Bix took lessons from Joe Gustat, the outcome? Gustat said: "from a symphony man's viewpoint you play all wrong. Totally and completely". But he didn't want to change anything: "Trying to change someone like you would be putting a wild animal in a cage- and to what end?"
But this was the one and only Bix and we will never know whether his feeling of inferiority about his trumpet playing has driven him to his very early death in alcohol and despair.
Second, even if it's possible to learn proper trumpet playing without a teacher why should you do that when it's obvious that the possibility of going wrong somewhere is big and you will anyhow need much more time.
Third, your question has a lot to do with level. I think I can learn almost every instrument to a level that I can play a commercial gig in a partyband ( in fact I did with slide trombone, piano, guitar, bass guitar) but after that comes the insight of real mastership of an instrument and for that it's better to be rational and very determined and give up romantic ideas of scoring by friends and family.
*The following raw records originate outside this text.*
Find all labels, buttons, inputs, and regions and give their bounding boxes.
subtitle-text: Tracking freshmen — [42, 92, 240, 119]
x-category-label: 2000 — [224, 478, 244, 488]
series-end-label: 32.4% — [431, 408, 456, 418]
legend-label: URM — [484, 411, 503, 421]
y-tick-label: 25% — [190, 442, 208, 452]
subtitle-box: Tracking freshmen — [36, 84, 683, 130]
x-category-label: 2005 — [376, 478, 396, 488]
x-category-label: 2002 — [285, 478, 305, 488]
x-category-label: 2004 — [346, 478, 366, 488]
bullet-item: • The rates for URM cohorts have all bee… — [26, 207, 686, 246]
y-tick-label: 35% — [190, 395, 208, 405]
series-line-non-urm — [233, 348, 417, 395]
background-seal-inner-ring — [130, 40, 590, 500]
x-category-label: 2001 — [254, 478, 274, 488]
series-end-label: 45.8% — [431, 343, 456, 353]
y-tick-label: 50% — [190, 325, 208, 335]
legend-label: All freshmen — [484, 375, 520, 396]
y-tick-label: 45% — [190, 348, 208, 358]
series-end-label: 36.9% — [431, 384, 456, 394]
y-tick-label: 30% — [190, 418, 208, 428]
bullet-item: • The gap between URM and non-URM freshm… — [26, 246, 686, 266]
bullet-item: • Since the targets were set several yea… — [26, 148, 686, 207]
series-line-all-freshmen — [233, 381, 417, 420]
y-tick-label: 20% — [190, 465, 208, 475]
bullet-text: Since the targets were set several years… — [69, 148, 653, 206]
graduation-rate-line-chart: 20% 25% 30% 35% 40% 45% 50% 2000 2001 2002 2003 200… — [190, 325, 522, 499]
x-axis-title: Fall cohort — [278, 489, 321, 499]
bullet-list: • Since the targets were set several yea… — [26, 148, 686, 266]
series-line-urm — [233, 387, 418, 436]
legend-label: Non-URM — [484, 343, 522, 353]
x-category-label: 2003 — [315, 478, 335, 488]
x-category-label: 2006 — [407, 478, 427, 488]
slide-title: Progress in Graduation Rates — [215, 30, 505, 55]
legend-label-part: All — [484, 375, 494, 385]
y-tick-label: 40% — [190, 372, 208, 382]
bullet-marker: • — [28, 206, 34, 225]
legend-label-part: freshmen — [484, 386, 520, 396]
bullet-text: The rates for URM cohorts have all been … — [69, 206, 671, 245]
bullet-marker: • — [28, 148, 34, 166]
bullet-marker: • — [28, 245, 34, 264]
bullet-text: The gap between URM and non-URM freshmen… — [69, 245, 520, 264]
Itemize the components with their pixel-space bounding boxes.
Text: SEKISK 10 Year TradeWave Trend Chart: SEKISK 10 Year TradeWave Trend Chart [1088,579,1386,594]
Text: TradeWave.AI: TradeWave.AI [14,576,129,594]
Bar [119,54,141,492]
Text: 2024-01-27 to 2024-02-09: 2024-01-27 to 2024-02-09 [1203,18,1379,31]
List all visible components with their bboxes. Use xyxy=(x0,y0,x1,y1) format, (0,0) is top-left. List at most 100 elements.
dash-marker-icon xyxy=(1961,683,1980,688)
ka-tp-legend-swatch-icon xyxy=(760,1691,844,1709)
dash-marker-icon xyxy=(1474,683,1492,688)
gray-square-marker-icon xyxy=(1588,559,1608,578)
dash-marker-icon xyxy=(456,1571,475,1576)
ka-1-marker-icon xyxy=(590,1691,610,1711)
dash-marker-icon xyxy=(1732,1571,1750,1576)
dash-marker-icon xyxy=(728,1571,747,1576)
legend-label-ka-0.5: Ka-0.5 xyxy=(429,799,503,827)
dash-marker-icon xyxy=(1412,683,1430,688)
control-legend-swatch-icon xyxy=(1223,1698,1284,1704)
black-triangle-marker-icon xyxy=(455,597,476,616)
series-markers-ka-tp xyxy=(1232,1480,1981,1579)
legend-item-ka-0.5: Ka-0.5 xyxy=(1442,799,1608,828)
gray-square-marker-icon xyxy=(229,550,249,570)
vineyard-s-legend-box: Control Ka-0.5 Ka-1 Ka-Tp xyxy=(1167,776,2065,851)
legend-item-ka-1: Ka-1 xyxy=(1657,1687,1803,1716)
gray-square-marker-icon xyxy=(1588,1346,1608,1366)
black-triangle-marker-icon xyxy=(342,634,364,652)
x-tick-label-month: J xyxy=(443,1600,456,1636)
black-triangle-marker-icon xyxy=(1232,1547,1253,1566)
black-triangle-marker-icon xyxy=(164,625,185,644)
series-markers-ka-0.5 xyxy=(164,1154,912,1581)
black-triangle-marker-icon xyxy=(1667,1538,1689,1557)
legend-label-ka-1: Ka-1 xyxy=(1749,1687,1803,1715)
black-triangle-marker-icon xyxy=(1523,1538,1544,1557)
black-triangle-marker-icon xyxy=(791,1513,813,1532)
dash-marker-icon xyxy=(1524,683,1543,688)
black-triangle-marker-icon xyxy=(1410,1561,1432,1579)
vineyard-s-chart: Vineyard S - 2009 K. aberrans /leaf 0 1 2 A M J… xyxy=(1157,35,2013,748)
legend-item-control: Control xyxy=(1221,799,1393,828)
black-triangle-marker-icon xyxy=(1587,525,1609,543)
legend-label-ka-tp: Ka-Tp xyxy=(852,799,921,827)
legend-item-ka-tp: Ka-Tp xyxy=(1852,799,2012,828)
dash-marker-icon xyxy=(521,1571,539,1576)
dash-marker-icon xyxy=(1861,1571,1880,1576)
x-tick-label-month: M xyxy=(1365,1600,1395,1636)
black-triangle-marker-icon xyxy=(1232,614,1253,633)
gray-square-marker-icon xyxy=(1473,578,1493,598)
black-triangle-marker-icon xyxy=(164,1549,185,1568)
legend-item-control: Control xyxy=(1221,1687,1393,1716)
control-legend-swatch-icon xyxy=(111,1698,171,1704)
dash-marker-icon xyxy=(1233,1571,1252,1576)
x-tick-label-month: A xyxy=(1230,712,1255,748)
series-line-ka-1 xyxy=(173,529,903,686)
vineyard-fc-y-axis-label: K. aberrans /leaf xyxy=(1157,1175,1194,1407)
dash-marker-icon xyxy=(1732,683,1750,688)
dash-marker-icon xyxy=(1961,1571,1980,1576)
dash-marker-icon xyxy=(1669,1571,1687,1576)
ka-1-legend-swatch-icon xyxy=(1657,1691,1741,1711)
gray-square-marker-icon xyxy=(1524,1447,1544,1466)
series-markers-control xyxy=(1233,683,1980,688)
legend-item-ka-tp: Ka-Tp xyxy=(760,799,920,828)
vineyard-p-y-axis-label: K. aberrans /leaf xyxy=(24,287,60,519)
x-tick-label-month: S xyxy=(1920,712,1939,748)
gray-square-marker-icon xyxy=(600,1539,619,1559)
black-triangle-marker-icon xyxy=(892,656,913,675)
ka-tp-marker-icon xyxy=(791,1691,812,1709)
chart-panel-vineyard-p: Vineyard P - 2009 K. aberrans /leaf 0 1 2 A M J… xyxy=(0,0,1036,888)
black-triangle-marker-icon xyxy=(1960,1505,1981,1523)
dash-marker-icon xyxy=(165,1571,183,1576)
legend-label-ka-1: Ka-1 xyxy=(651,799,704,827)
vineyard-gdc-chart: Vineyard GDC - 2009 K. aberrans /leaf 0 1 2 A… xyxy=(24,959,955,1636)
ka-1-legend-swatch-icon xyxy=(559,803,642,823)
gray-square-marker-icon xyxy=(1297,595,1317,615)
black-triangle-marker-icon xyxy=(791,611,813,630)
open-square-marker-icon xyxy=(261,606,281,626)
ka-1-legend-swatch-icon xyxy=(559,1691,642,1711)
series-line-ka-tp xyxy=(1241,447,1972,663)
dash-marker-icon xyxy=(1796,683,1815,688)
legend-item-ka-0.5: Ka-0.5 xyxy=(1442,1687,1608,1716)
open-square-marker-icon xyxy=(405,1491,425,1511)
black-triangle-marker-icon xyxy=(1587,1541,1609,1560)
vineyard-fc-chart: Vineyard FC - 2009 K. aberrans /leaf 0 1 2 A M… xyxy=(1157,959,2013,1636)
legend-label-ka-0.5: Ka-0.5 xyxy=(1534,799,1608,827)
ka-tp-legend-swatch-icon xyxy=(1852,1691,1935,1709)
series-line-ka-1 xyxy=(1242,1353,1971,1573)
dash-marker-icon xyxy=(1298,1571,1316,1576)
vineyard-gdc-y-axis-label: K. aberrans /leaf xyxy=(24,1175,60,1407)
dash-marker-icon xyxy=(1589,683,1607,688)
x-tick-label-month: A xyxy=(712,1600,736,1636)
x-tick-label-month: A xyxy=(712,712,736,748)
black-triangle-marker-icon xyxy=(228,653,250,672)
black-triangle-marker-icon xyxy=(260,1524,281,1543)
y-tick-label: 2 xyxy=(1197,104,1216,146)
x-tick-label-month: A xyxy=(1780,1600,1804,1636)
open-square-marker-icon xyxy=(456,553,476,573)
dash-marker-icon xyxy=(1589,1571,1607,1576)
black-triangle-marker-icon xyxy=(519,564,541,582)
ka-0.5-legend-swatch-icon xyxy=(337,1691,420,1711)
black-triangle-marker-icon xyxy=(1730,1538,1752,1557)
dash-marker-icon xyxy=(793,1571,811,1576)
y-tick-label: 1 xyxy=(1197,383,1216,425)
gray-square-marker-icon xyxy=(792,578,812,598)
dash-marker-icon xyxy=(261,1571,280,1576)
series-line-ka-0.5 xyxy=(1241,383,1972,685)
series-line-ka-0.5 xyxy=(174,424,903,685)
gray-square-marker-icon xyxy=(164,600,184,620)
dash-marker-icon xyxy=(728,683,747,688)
In fact the trumpet is one of the most difficult instruments to master together with the oboe, the french horn and maybe the chromatic mouth harp.
For proper blowing the trumpet you need a lot of skills, some of them you even don't know if you try to blow the first notes out of the wrapped brass tubes of an idiot constructed instrument with the most absurdly sequence of valve movements thinkable.
Fourth, everybody who has not direct contact with some powers connected to heaven, like Mozart, or Louis, Bix and Miles, needs an experience like Eddie Condon had when hearing Bix for the first time (on piano!):
For the first time I realized that music isn't all the same, that some people play so differently from others that it becomes an entitely new set of sounds
Such an experience makes us, average human beings, more humble.